Spearhead Opinion – 14.10.2016
“Pakistan is being run as a monarchy in the guise of democracy — the nation is being duped in the name of democracy while bad governance is presented as good governance — people should carefully assess the situation and prudently use their right to vote while electing their representatives”
Chief Justice Anwar Zaheer Jamali quoted in The Express Tribune October 14.2016
The Chief Justice of Pakistan made these remarks while hearing the petition against the construction of the Orange Line Metro Train Project in Lahore. The petitioner a well known architect and environmentalist had stated that the project endangered several heritage sites of Lahore. No one would oppose a project that is undeniably for the public good and the Chief Justice would be the last person to do so. The problem is the rough shod manner in which decision making is done and implementation ordered without consultation, without transparency and without a full disclosure and discussion on the implications and consequences–the total disregard for the consensus that should and must be the hall mark of democracy. Even monarchies today have to consider the impact of the availability of information and the awareness that this has brought about. There is no way that democracy can be a guise for monarchy.
If a democratically elected government wants to behave like a monarchy while projecting democracy then it is certainly fooling the people and taking them for a ride. It is then inevitable that good governance will take a bad seat and bad governance will be passed off as good governance. Governance requires institutionalized decision making to ensure input from all quarters, it requires credible and competent teams to be seen and heard and it requires a comprehensive effort to be made to take every stake holder on board so that once public resources are expended there is no doubt in any one’s mind that what is being done is good and sound and in the interest of the country and the people. When this is not the norm then bad governance kicks in and no amount of smooth talking can pass this off as good governance—in fact the whole process then becomes deceitful. Since the people are the real stake holders in a democracy they are the ones being duped — in today’s information savvy world this state does not last long.

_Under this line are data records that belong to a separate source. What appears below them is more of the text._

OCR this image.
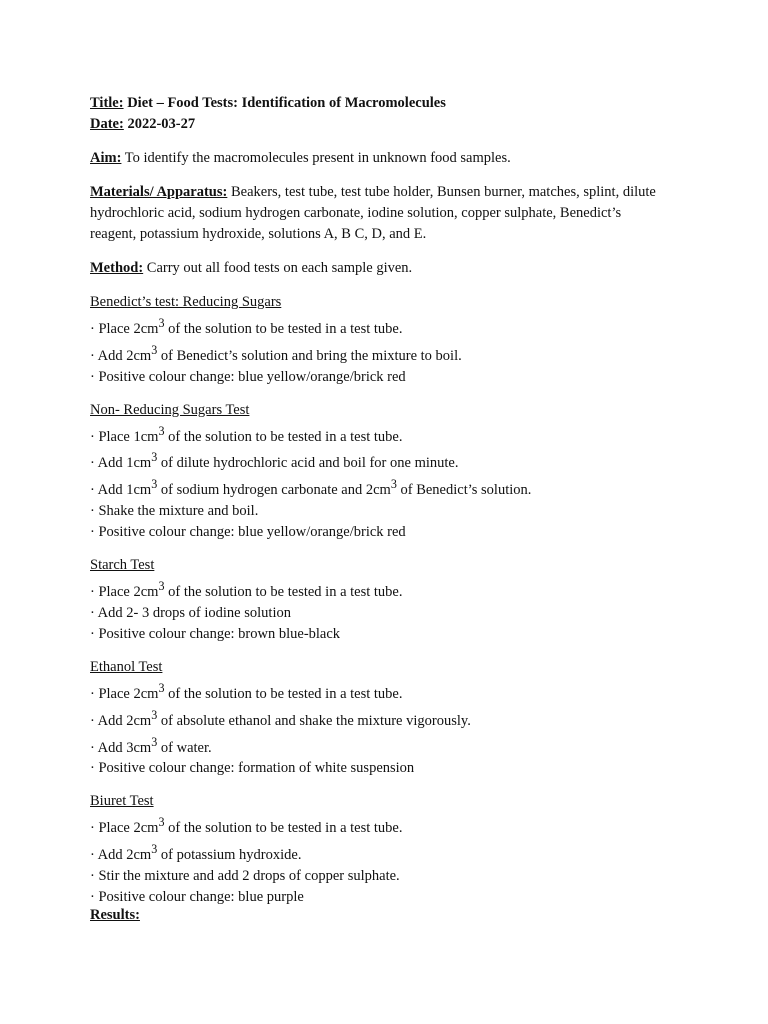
Title: Diet – Food Tests: Identification of Macromolecules
Date: 2022-03-27
Aim: To identify the macromolecules present in unknown food samples.
Materials/ Apparatus: Beakers, test tube, test tube holder, Bunsen burner, matches, splint, dilute hydrochloric acid, sodium hydrogen carbonate, iodine solution, copper sulphate, Benedict’s reagent, potassium hydroxide, solutions A, B C, D, and E.
Method: Carry out all food tests on each sample given.
Benedict’s test: Reducing Sugars
· Place $2cm^3$ of the solution to be tested in a test tube.
· Add $2cm^3$ of Benedict’s solution and bring the mixture to boil.
· Positive colour change: blue yellow/orange/brick red
Non- Reducing Sugars Test
· Place $1cm^3$ of the solution to be tested in a test tube.
· Add $1cm^3$ of dilute hydrochloric acid and boil for one minute.
· Add $1cm^3$ of sodium hydrogen carbonate and $2cm^3$ of Benedict’s solution.
· Shake the mixture and boil.
· Positive colour change: blue yellow/orange/brick red
Starch Test
· Place $2cm^3$ of the solution to be tested in a test tube.
· Add 2- 3 drops of iodine solution
· Positive colour change: brown blue-black
Ethanol Test
· Place $2cm^3$ of the solution to be tested in a test tube.
· Add $2cm^3$ of absolute ethanol and shake the mixture vigorously.
· Add $3cm^3$ of water.
· Positive colour change: formation of white suspension
Biuret Test
· Place $2cm^3$ of the solution to be tested in a test tube.
· Add $2cm^3$ of potassium hydroxide.
· Stir the mixture and add 2 drops of copper sulphate.
· Positive colour change: blue purple
Results:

Democracy exists and functions under a democratically elected government. The people who vote and bring in the government expect the elected representatives to be leaders. Unfortunately positions of authority and people elected to positions of governance do not automatically become leaders. When leadership is absent then authority is used to exercise raw power and autocracy– that is when democracy can become a despotic monarchy. Leadership is exercised by humility and a desire to serve — this leads to a development of trust between the leader and the led or in this case the elected leaders and the people. If this trust is absent then no amount of effort can bring about credibility and without credibility the government can never be trusted to do the right thing. In fact even when the intentions are noble the actions are always viewed with suspicion and distrust. So the Chief Justice has given advice that needs to be heeded by those casting votes — carefully assess the situation and use the right to vote prudently. The advice is timely because there is time to assess the situation and there is time to change track towards true democracy — by empowering the people and not by enfeebling them by the exercise of power and authority.